EPF is the Malaysian pension scheme. As an expat, contributions are voluntary, but if you choose to put in then your employer must too, increasing your yield.

For example, if you put in the minimum 11% of your salary, then your employer has to match that with an additional 12% minimum. The EPF system also attracts a generous 6.9% interest, as of 2017.

Even though we’re saving a lot whilst in KL, the Sailor and I still have a really good standard of living. I couldn’t imagine having the same in London or Melbourne compared to what we have here, unless we were on a 6 figure salary, and even then it would be a struggle.

Accommodation

Being based in SE Asia of course has cut the costs of living coming from Melbourne. For example my rent has more than halved.

In Melbourne, I lived in a cosy 70 m2 one -bedroom flat in one of the most liveable suburbs for $2000 AUD per month (approx. £1100 GBP.) It was in a great location with a lovely park nearby, and came with a small garden.

In comparison to KL, I live in a 120 m2 three-bedroom flat in one of the most exclusive expat neighbourhoods for 2’300 RM per month (approx. $700 AUD or £460 GBP.) All rooms are en-suite with an additional bathroom.

It also has a balcony and access to (don’t hate me) : an Olympic sized swimming pool, 2 additional secluded pools, a gym, tennis court, squash court, badminton court, sauna, jacuzzi, 2 allocated parking spaces and a herb garden. This is a pretty standard set-up for expats in KL.

English.

My Bahasa Malaysia has been slow on the uptake because almost everyone speaks English fluently in KL. As a former British colony and being a melting pot of cultures and languages, aside from Bahasa, English is commonly the medium in which people communicate. For English speakers, this makes living here a lot easier.

The Locals

From experience, the people who live in your new place of residence can really make or break your experience there. Luxurious condos and roof-top bars might be nice, but if the locals are cold and unwelcoming then it won’t make you want to stay. And nor would it feel good.

Thankfully, local KLites are lovely people. As well as being genuinely friendly, humble and kind, they have made me feel so welcome as an expat in their country.

Part of their tolerance and acceptance towards out-of-towners stems from the cultural make-up of the city. Kuala Lumpur was built by foreigners and unlike any other Southeast Asian country, Malaysia is made up of 3 main ethnic communities.

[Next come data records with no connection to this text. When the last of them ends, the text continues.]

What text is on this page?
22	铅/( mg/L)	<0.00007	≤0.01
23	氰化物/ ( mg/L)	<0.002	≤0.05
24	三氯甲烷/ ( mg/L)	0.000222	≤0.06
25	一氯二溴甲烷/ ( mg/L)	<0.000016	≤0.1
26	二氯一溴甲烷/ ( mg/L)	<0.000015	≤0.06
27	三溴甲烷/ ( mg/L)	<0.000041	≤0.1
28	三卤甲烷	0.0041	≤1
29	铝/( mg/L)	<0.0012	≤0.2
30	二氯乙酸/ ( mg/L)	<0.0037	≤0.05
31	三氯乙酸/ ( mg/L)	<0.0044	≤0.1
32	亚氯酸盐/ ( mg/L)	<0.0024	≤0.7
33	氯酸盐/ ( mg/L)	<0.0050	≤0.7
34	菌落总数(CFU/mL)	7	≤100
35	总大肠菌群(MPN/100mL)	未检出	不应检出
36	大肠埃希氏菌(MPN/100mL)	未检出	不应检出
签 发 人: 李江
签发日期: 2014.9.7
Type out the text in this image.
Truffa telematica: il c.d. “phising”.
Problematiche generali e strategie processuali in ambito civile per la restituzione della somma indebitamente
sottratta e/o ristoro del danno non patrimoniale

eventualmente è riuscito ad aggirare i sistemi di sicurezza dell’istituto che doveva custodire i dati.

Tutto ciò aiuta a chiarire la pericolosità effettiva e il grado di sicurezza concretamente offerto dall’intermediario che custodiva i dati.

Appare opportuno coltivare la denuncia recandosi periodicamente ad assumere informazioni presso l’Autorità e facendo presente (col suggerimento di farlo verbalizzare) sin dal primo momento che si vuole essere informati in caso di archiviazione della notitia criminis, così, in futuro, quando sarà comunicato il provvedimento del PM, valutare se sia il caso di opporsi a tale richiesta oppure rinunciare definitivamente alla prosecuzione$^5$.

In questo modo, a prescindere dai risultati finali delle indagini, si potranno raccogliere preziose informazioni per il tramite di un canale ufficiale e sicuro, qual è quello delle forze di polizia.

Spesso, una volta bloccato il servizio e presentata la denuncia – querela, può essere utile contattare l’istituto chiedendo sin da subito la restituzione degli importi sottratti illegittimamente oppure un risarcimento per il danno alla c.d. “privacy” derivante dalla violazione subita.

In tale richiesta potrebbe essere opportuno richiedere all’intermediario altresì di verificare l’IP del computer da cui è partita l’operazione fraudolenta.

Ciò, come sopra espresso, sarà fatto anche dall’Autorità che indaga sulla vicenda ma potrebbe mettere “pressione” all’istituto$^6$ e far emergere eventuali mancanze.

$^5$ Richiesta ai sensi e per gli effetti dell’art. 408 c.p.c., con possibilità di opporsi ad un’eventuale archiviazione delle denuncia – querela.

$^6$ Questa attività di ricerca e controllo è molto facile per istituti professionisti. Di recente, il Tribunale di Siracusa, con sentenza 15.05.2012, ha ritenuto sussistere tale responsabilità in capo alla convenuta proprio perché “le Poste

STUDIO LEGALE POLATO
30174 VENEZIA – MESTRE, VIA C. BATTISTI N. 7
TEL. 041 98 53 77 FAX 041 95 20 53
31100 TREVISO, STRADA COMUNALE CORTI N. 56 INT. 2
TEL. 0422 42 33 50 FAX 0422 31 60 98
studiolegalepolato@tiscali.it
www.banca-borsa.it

According to my Lonely Planet bible on ‘Kuala Lumpur, Melaka & Penang’, if KL were 100 people then:

  • 45 would be Malay
  • 43 would be Chinese
  • 10 would be Indian
  • 2 would be other

This makes KL hugely intriguing culturally and there’s always some form of celebration going on in the city, as well as many Bank Holidays to accommodate them (always a bonus.)

Although only within the 2%, the expat bubble in Kuala Lumpur is big. You’d be surprised at how many Europeans, Australians and Americans call KL home.

As I’ve been bunny hopping from one country to the next over the past 7 years, it’s nice to find a place to settle for a while. Malaysia has been one of the most fascinating places I’ve lived and it didn’t take long to adjust to life here.

For some who move to KL as the first Southeast Asian stop, then there’ll surely be a few initial frustrations. Sometimes I witness this from fellow teachers at school, although anywhere in the world requires a settling in period. Regardless, many expats stay for a long time and some a lifetime. Even the last two visitors I had in KL said they could happily move here!

As I already had two years under my belt in Thailand, KL in comparison is a doddle. A friend who relocated to KL here before I did described life in the city as ‘expat living for dummies’ because it’s so easy. And it very much is. Standards are much more “western” than other places in the region and the language barriers are few.

As Internations suggests, and I would hugely back it up: Kuala Lumpur is probably the best place to live in Asia for expats. The quality of life vs cost and ease of living make it so.

I can’t say for how long I’ll stay, but I can say that living in Kuala Lumpur has given me more than I hoped for, and I’ll surely be making the most of the time I have left.